Indeed, the relativity of the gods was noticed way back in the fifth century B.C. by the historian Xenophanes, who wrote, “The Ethiopians say that their gods are snub-nosed and black, the Thracians that theirs have light blue eyes and red hair.” And your god, what does he/she/it look like?
A lot of people still say they know for sure who god is, and if you don’t believe in their particular god they can promise that when you die you will be placed in a burning hot cave where nasty, horned creatures will stick pitchforks into you and make you scream in pain, forever and ever. Isn’t it time we got over that vengeful horror of a mythology?! Sometimes I can only pray: “May God save us from the people who believe in Him.”
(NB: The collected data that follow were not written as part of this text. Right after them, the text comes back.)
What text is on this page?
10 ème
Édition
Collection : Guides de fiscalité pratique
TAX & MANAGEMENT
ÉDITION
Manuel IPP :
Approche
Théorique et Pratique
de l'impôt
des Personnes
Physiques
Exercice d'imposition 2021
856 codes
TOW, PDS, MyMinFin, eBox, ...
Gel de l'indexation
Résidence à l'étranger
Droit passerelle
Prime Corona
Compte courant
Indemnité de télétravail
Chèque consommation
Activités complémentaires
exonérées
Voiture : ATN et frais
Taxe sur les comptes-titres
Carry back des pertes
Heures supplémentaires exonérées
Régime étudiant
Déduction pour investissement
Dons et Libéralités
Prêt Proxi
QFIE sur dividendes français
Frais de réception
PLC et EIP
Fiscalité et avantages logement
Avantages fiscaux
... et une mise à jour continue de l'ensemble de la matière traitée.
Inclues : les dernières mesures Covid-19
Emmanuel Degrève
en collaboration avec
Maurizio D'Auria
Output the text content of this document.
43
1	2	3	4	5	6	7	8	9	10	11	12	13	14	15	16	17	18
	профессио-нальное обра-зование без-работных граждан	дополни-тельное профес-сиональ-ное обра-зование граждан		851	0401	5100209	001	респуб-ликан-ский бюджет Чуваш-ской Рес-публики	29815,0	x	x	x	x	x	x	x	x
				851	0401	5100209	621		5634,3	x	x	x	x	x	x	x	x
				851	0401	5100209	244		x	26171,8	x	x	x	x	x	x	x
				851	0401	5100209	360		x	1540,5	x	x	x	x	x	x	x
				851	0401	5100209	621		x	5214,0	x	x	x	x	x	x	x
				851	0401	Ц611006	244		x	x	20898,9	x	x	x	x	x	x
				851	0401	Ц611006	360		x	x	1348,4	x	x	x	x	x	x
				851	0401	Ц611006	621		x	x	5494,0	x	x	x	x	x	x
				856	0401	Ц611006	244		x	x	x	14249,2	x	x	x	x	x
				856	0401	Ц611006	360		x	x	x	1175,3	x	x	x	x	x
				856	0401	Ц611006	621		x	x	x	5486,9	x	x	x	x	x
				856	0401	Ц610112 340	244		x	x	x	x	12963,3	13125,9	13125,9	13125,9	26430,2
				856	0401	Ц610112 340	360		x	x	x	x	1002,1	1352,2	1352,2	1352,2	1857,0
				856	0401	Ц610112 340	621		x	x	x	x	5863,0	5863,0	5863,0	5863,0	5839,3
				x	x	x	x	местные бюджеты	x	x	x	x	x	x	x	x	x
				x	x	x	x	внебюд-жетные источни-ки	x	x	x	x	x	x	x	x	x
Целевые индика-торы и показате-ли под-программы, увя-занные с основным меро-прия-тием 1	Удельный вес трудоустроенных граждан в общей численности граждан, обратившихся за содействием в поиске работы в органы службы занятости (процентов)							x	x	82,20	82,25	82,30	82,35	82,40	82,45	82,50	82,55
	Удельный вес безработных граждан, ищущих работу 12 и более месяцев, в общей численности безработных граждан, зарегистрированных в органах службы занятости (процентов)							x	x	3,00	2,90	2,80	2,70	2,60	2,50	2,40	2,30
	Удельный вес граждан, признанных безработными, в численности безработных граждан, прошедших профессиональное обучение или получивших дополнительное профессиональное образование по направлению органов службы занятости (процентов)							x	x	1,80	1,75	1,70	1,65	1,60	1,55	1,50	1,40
And why should anybody care if someone uses a different name for god? I simply can’t imagine any respectable deity saying with menace, “Hey buddy, what did you call me?” Why should anybody be bothered if someone calls god “Omega,” “Felix,” or “Martha Reeves and the Vandellas?” In fact, I can imagine that someday the heavens will part, and we will all hear a booming voice saying, “Humans! You all got my name wrong!” (Pause) “And I forgive you.”
There is a chance that god doesn’t even have a name. There’s even a good chance that god isn’t a being, or at least not some human-like being. Do you think we are so good looking that a god — who could look like anything or nothing — would actually want to look like us? “Vanity of vanity,” sayeth the Preacher.
And yet, I would guess that most of you reading this will have a certain picture of god, an image you grew up with. Even though I ‘m Jewish, my god has always looked a little Italian. You know, the guy up on the ceiling of the Sistine Chapel with the long flowing white beard and long hair. God appearing as an aging bohemian. If you’ll remember, the Jews said we were not supposed to make a graven image of god who is everywhere and has no form. This was a genius idea and saved the Jews a lot of money on statues. Then the Italians inherited the Jewish god and just couldn’t resist trying to paint Him.
So how do we deal with our current glut of gods and the tumultuous clashing of true believers? I have a modest suggestion: Let’s call all the gods together and hold a “summit meeting.” Maybe it could be held on Mt. Olympus or somewhere in the Himalayas where there are already a lot of gods around who could host the gathering. (There will have to be separate tables: Bacchus needs wine, whereas Buddha won’t touch the stuff; Demeter wants corn for dinner, Jehovah likes lamb; Zoroaster wants candles for a centerpiece, while Tor would like an ice sculpture.)
Once we got all the gods together, we would beseech them — all of us beseeching our own particular deity — to do humanity a great big favor and decide on a common name. Since I’m the only one working on this project, I will offer a suggestion. First of all, if you’ll notice, many of the names we already use for deities end in the syllable “ah.” Jehovah; Allah;Brahma; Tara; Diana; Krishna. So maybe we could get the gods to accept the common nickname “Ah.”
It’s a perfect name. “Ah” is the first sound that most of us make when we are born, “w…aaaah!” and the last sound we make as we die, crying or sighing, “Ahhh….” So, our first and last breaths would automatically become a prayer. Totally Ah-some!
Another possibility is to give our highest deity the name “Ma,” which is the same word in almost all human languages, referring to mother. Then, instead of looking up as we pray, toward “our father who art in heaven,” we would look down at mother earth, the womb of all life, the goddess “Gaia.” (There’s another “ah,” for you.)
Maybe we could even use both names, Ah and Ma. We could divide god into two again, a male and female, yin and yang, just as it was in some of those old time religions. “Ah Ma! Ma Ah! Ah-ha Ma!” The possibilities for songs and praises are endless.